In the example with `test(5 > 0, 'number is positive', undefined.failMessage);`

, we saw how the `test`

function could execute in normal order, even with an invalid third argument value. Just as we didn't trigger an error by attempting to evaluate a faulty expression, similarly, we wouldn't fall into an infinite loop trying to execute non-terminating code. This property of non-strict evaluation allows for defining certain algorithms in a much more natural way.

Consider the following code describing a function returning the factorial of a given number:

```
function unless(condition, usualValue, exceptionalValue) {
return condition ? exceptionalValue : usualValue;
}
function factorial(n) {
return unless(n === 1, n * factorial(n - 1), 1);
}
factorial(5);
```

Trying to execute the above code, we would fall into an infinite loop, or at least, when executing our code in a context like a browser, we would get an error: `RangeError: Maximum call stack size exceeded`

. If we used normal order evaluation, there would be no problem. The arguments to the `unless`

function would not be evaluated before calling it, and for the value `n === 1`

, the second argument `n * factorial(n - 1)`

would not be computed at all, and the function would return 1.

Unfortunately, JavaScript uses applicative order here, so let's modify our function to make it executable.

```
function factorial(n) {
if (n == 1)
return 1;
else {
return (n * factorial(n - 1));
}
}
factorial(5);
```

Although the vast majority of languages use strict evaluation methods, there are a few interesting applications of non-strict evaluation methods.

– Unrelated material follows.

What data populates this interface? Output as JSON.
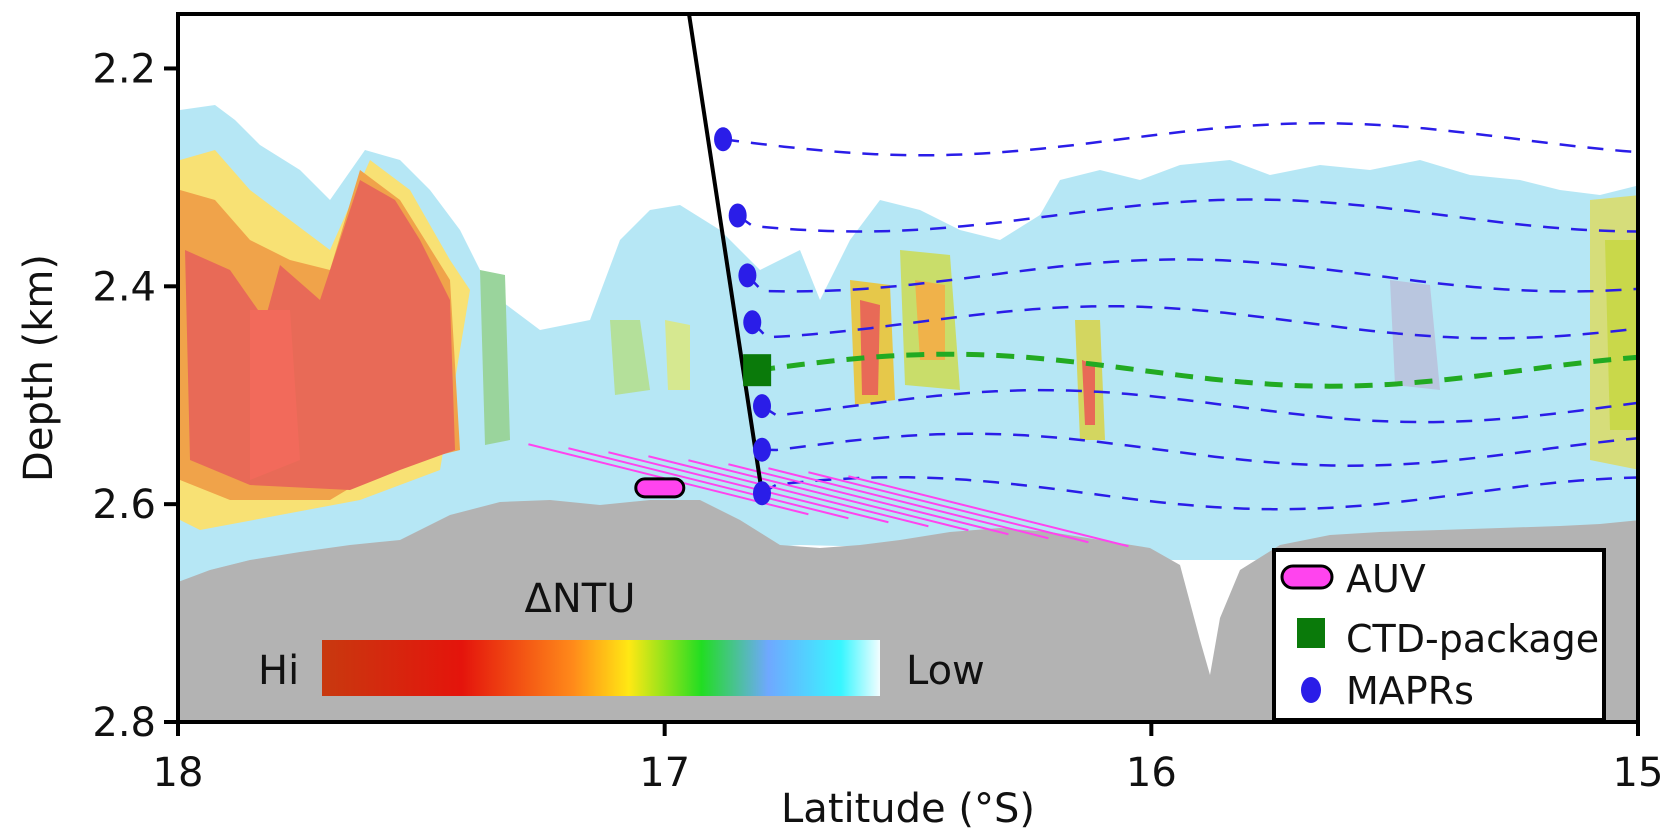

They allow us, among other things, to create infinite data structures. Interestingly, although we might associate such methods with functional programming languages like Haskell, JavaScript also gives us this possibility! Thanks to new functionalities in the ES6 standard, such as generators, we can also define infinite collections in JavaScript.

Below, we'll create an infinite collection using a generator:

```
var naturalNumbers = function* () {
let i = 0;
while (true) {
yield i++;
}
}
```

```
for (let i of naturalNumbers()) {
if (i > 10) break;
console.log(i);
}
```

Such a data structure can be very useful when we don't know in advance how many elements we will need. Imagine we want to find 100 prime numbers using a library similar to RxJs, without the ability to create an infinite collection:

```
const primeNumbers = naturalNumbers
.filter(isPrime)
.first(100)
```

Assuming that `naturalNumbers`

stands for a sequence of consecutive natural numbers, 1, 2, 3, 4..., what should its length be? 10,000? It's certainly hard to judge at first glance. The ability to use a data structure like `naturalNumbers`

generator gives us a tremendous advantage here.
We can do this precisely because generators in JavaScript are based on lazy evaluation. Subsequent elements of `naturalNumbers`

are generated on demand, according to the definition we provided to the generator.

Let's consider the classic example: the Fibonacci sequence.

Suppose we want to define a function that gives the n-th term of the sequence:

```
function fibonacci(n) {
if (n <= 1) {
return n;
}
return fibonacci(n - 1) + fibonacci(n - 2);
}
```

To print the first 10 terms of the sequence:

```
for (let i = 0; i < 10; i++) {
console.log(fibonacci(i));
}
```

Instead of using the above function, we can define a generator describing the Fibonacci sequence:

```
function* fibonacci() {
let [a, b] = [0, 1];
while (true) {
yield a;
[a, b] = [b, a + b];
}
}
```

We instantiate the Fibonacci generator as follows:

```
var fib = fibonacci();
```

Let's print the first 10 terms of the sequence:

```
for (let i = 0; i < 10; i++) {
console.log(fib.next().value);
}
```

## Sources

This article was based on *Structure and Interpretation of Computer Programs*. I hope it answers some of the questions I had after reading related chapters in the book. It also attempts to describe the problem using slightly simpler language with more examples to learn from. Thanks for reading it!